Low temperature extreme:
Vostok (Russia), Antarctica -100 degrees.
(top)
Hurricane
Aftermath
Skies
cleared over eastern North Carolina after a final soaking
rainfall ended one of the wettest months ever for the region devastated
by hurricane Floyd’s floodwaters.
Many
residents in the inundated region have yet to return to their homes,
swamped by the worst flooding in the state’s history. Toxic chemicals
flushed into populated areas have also produced an environmental
disaster. A rash of snakebites is being reported across flooded
areas of the state as more and more of the reptiles are forced out
of their habitats. Drier weather set in behind a line of severe
storms that spawned tornadoes, which demolished several homes and
businesses across the Carolinas.
Nuclear
Accident
Japan’s
worst nuclear disaster on record occurred at a uranium processing
plant 90 miles northeast of Tokyo when 10 workers were exposed to
radiation levels up to 10,000 times above normal following an explosion
caused by an accidental nuclear reaction.
Area
residents were warned to stay indoors as rain was believed to be
producing fallout.

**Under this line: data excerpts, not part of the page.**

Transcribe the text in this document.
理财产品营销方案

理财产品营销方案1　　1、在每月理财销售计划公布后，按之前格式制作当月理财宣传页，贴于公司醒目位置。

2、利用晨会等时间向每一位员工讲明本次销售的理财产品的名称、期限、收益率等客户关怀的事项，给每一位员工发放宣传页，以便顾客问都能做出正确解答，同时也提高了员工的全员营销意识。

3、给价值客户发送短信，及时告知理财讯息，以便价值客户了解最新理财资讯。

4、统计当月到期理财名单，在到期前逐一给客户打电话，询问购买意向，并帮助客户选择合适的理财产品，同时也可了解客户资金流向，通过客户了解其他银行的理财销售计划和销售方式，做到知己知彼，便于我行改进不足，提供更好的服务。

The Japanese government made an unprecedented
request to the U.S. military to provide assistance with the disaster,
but American officials said their personnel were unequipped to help.
Elephant
Rampage
A
herd of at least 40 wild elephants has been on a rampage for several
weeks in Indonesia’s eastern Sumatra, smashing homes and
destroying palm and rubber crops near jungle areas.
Local
residents said that almost 90 percent of the fields in the Indragiri
Hulu district of Riau Province have been destroyed. Conservationists
have said that the animals have no choice but to move into cultivated
fields and plantations to forage for food because their habitat
has been destroyed by human development.
Wildfires
The
hottest weather so far this year across Northern California
caused several wildfires to spread rapidly across the dry region.
At
least 37 houses in the northwest of the state were destroyed by
a wildfire that ravaged the town of Happy Valley.
Earthquakes
At
least three people were killed and 58 others injured when quake-ravaged
Taiwan was shaken by the strongest of several powerful aftershocks
of the devastating Sept. 21 temblor.
Mexico was rocked from the capital city to the southwest coast by
a magnitude 7.4 earthquake that caused moderate damage and lasted
for two minutes.
Earth
movements were also felt in southern Iran, southeastern Turkey,
the Turkish aftershock zone, the Athens, Greece, aftershock zone,
southeastern Spain, the Aleutian Islands, the Solomon Islands, Death
Valley and northwestern California.
Tropical
Cyclone
Tropical
storm Cam, the second to strike Hong Kong in less than two
weeks, drenched the former British colony, leaving 23 people injured.
Cam
was packing winds of 50 mph when it hit the port before weakening
and moving into the Pearl River estuary in southern China.
Eruption
Warning
Residents of Ecuador’s capital city of Quito were placed
on “orange alert” when seismologists determined that Guagua Pichincha
Volcano appeared to be within days of erupting.
The
volcano, seven miles from Quito, has been sending up immense clouds
of water vapor more than two miles into the sky since August 24.
Authorities said that in case of an eruption, Quito would be shielded
from lava flows by the taller, inactive Pichincha Volcano, which
overlooks the city.
Piton
de la Fournaise Volcano on the Indian Ocean island of Reunion erupted
for the second time in two months. Witnesses reported lava shooting
165 feet into the air from two new rifts on the slopes of the volcano,
which dominates the French island.
Flamingo
Mystery
Biologists
don’t know why the famed flamingoes of Kenya’s Lake Nakuru
sanctuary have left in droves.
The
flamingoes seem to have migrated to other lakes in the Great Rift
Valley. The population of nearly a million birds has diminished
dramatically over the past three years, possibly due to environmental
stress. Lake Nakuru has been increasingly polluted by industrial
refuse and other wastes. Flamingoes feed on the algae, spirulina
platensis, which blooms in the saline waters of Lake Nakuru, but
salinity levels of the water have also been fluctuating as part
of the lake is drying up. The bird sanctuary now appears abandoned
except for a few remaining pelicans.